Es terrible la separación familiar y el desgarro que produce la migración. Quienes parten casi siempre van detrás de castillos de arena...
Quizá los castillos de arena estén más bien en el espejismo del sedentarismo. El nuestro ha sido un planeta en el camino desde el principio de los tiempos. El origen de los pueblos está en las migraciones y las grandes epopeyas suelen ser gestas de migración.
¿Pero no tiene la descorazonadora sensación de que las fronteras se cierran cada vez más?
Evidentemente hay una política oficial de frenar la migración, de un racismo que está tomando visos fascistas, pero lo que yo quería era invertir los términos, cómo pese al racismo y a las fronteras la realidad es la del migrante, no la del sedentario, eso es lo que marca la esencia de la vida en este planeta, y cada vez será más creciente.
Absolutamente incontenible, claro. Eso dispara, por supuesto, el miedo irracional al otro.
Los personajes de Hot sur están marcados por el miedo y la desconfianza frente al otro, al diferente a mí, al que tiene otro color de piel, come otras cosas, habla otro idioma. Pero también los mueve precisamente lo contrario, la curiosidad y la fascinación por el otro, por lo otro, por lo que no se parece a mí.
Y sin embargo lo que se percibe es la distancia abismal entre culturas que conviven en un mismo territorio pero que permanecen de espaldas.
En la novela eso da lugar a toda una comedia de errores, a la que quise entrarle con humor. Las diferencias culturales en la cama, por ejemplo. A María Paz, la protagonista, que es latina, la desquicia que mientras hace el amor con Sleepy Joe –su cuñado y amante, que es blanco y gringo–, él cuelgue los calzoncillos sucios en el crucifijo que ella mantiene en la cabecera.
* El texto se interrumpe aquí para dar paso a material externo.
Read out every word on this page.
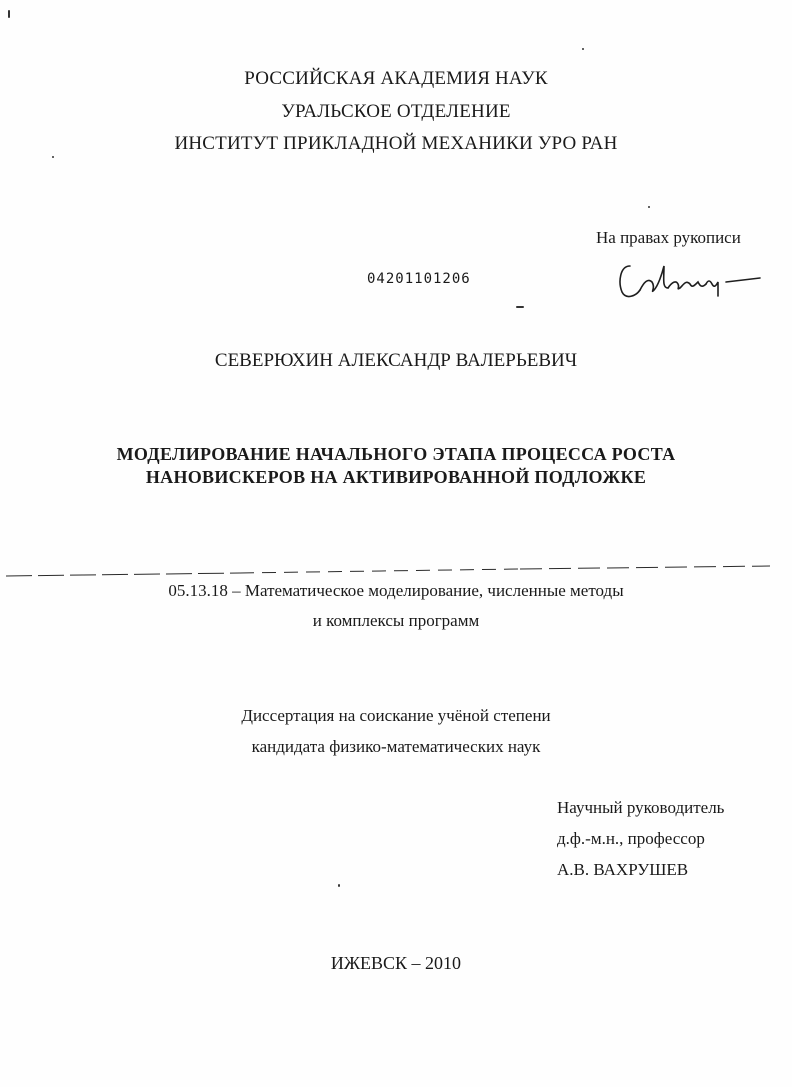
РОССИЙСКАЯ АКАДЕМИЯ НАУК
УРАЛЬСКОЕ ОТДЕЛЕНИЕ
ИНСТИТУТ ПРИКЛАДНОЙ МЕХАНИКИ УРО РАН
На правах рукописи
04201101206
СЕВЕРЮХИН АЛЕКСАНДР ВАЛЕРЬЕВИЧ
МОДЕЛИРОВАНИЕ НАЧАЛЬНОГО ЭТАПА ПРОЦЕССА РОСТА
НАНОВИСКЕРОВ НА АКТИВИРОВАННОЙ ПОДЛОЖКЕ
05.13.18 – Математическое моделирование, численные методы
и комплексы программ
Диссертация на соискание учёной степени
кандидата физико-математических наук
Научный руководитель
д.ф.-м.н., профессор
А.В. ВАХРУШЕВ
ИЖЕВСК – 2010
Línea recurrente es la cuestión de la limpieza, con sus connotaciones íntimas y prácticas pero también morales y colectivas.
Y está el desarraigo, esa sensación que asalta a los que se van, que en últimas no acaban siendo ni de allá ni de acá...
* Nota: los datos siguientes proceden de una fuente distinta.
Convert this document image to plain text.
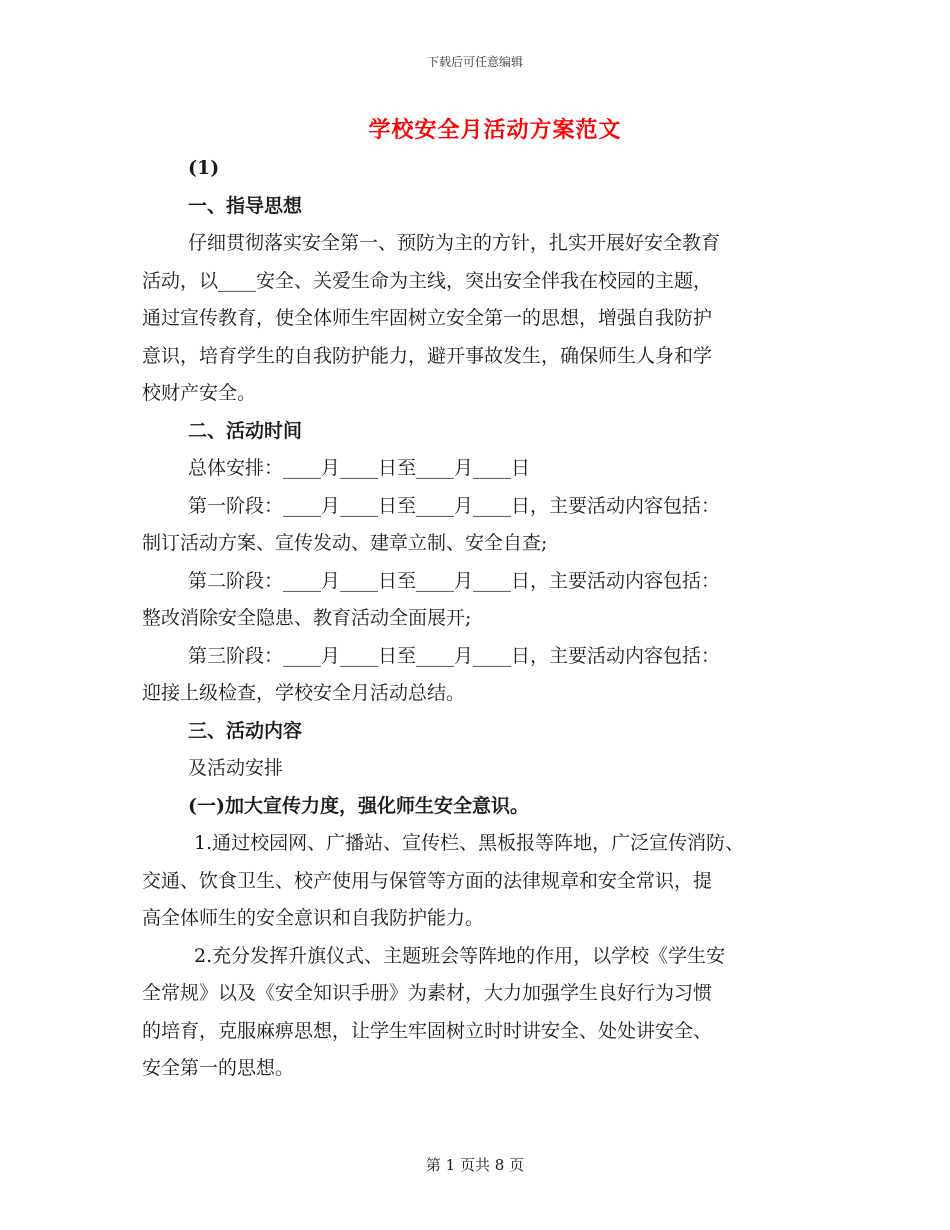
下载后可任意编辑
学校安全月活动方案范文
(1)
一、指导思想
仔细贯彻落实安全第一、预防为主的方针，扎实开展好安全教育
活动，以____安全、关爱生命为主线，突出安全伴我在校园的主题，
通过宣传教育，使全体师生牢固树立安全第一的思想，增强自我防护
意识，培育学生的自我防护能力，避开事故发生，确保师生人身和学
校财产安全。
二、活动时间
总体安排：____月____日至____月____日
第一阶段：____月____日至____月____日，主要活动内容包括：
制订活动方案、宣传发动、建章立制、安全自查;
第二阶段：____月____日至____月____日，主要活动内容包括：
整改消除安全隐患、教育活动全面展开;
第三阶段：____月____日至____月____日，主要活动内容包括：
迎接上级检查，学校安全月活动总结。
三、活动内容
及活动安排
(一)加大宣传力度，强化师生安全意识。
1.通过校园网、广播站、宣传栏、黑板报等阵地，广泛宣传消防、
交通、饮食卫生、校产使用与保管等方面的法律规章和安全常识，提
高全体师生的安全意识和自我防护能力。
2.充分发挥升旗仪式、主题班会等阵地的作用，以学校《学生安
全常规》以及《安全知识手册》为素材，大力加强学生良好行为习惯
的培育，克服麻痹思想，让学生牢固树立时时讲安全、处处讲安全、
安全第一的思想。
第 1 页共 8 页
Se generan muchas tierras de nadie. La ‘desterritorialización’ es tal, que el retorno ya no es posible. Yo creo que esa es una marca de la literatura contemporánea, que ya no tiene ese carácter nacional ni territorial, sino el intento de vivir en esa tierra de nadie que genera el desarraigo.
Usted que ha vivido muchos años fuera, ¿ha experimentado ese vacío?
En esas me la paso, entre la añoranza de lo conocido y la fascinación ante lo que me queda por conocer.
Lo ideal sería que la migración fuera solo una opción, no una obligación...
Pero es que esa opción va a existir cada vez menos y eso quería reflejarlo en el libro. Un mundo que es presente pero que apunta al futuro. El arraigo como tal es una cosa que va a desaparecer porque las circunstancias de la economía y la configuración social del mundo no te lo permiten. Mire nada más a esa generación de jóvenes a los que ronda persistentemente la falta de trabajo.
¿Es pesimista con respecto a la humanidad?
Si no hay un cambio muy brusco esto puede terminar. Yo sí creo que hay que buscar una forma de vivir mucho más humana, más digna. Creo que sí ha habido una debacle producida por un interés casi exclusivo por el dinero. Con eso no quiero decir que añore formas del pasado. No tengo nostalgia de lo que fue, hay que mirar hacia adelante.
Usted formó parte de la comisión que negoció la paz con el M-19 en los 80 durante el gobierno de Belisario Betancur. ¿Por qué no cree en el proceso actual?
Es que no veo al país involucrado. Creo más en un proceso que busque no solo ventajas para las partes involucradas sino para el país en general. Y este no es el caso. Me parece un poco como de camarilla.
¿Por qué ha sido condescendiente con la guerrilla?
Con la guerrilla en general, no, pero seguramente sí con el M-19 en particular. Aunque sigo pensando que fueron ellos los que empujaron al país hacia adelante. Eso, pese a sus inconsistencias y a los graves errores que cometieron. El Palacio de Justicia, por ejemplo, hundió al país en un hueco negro del que creo que todavía no ha salido.
¿Qué panorama dibujaría de la izquierda en Colombia?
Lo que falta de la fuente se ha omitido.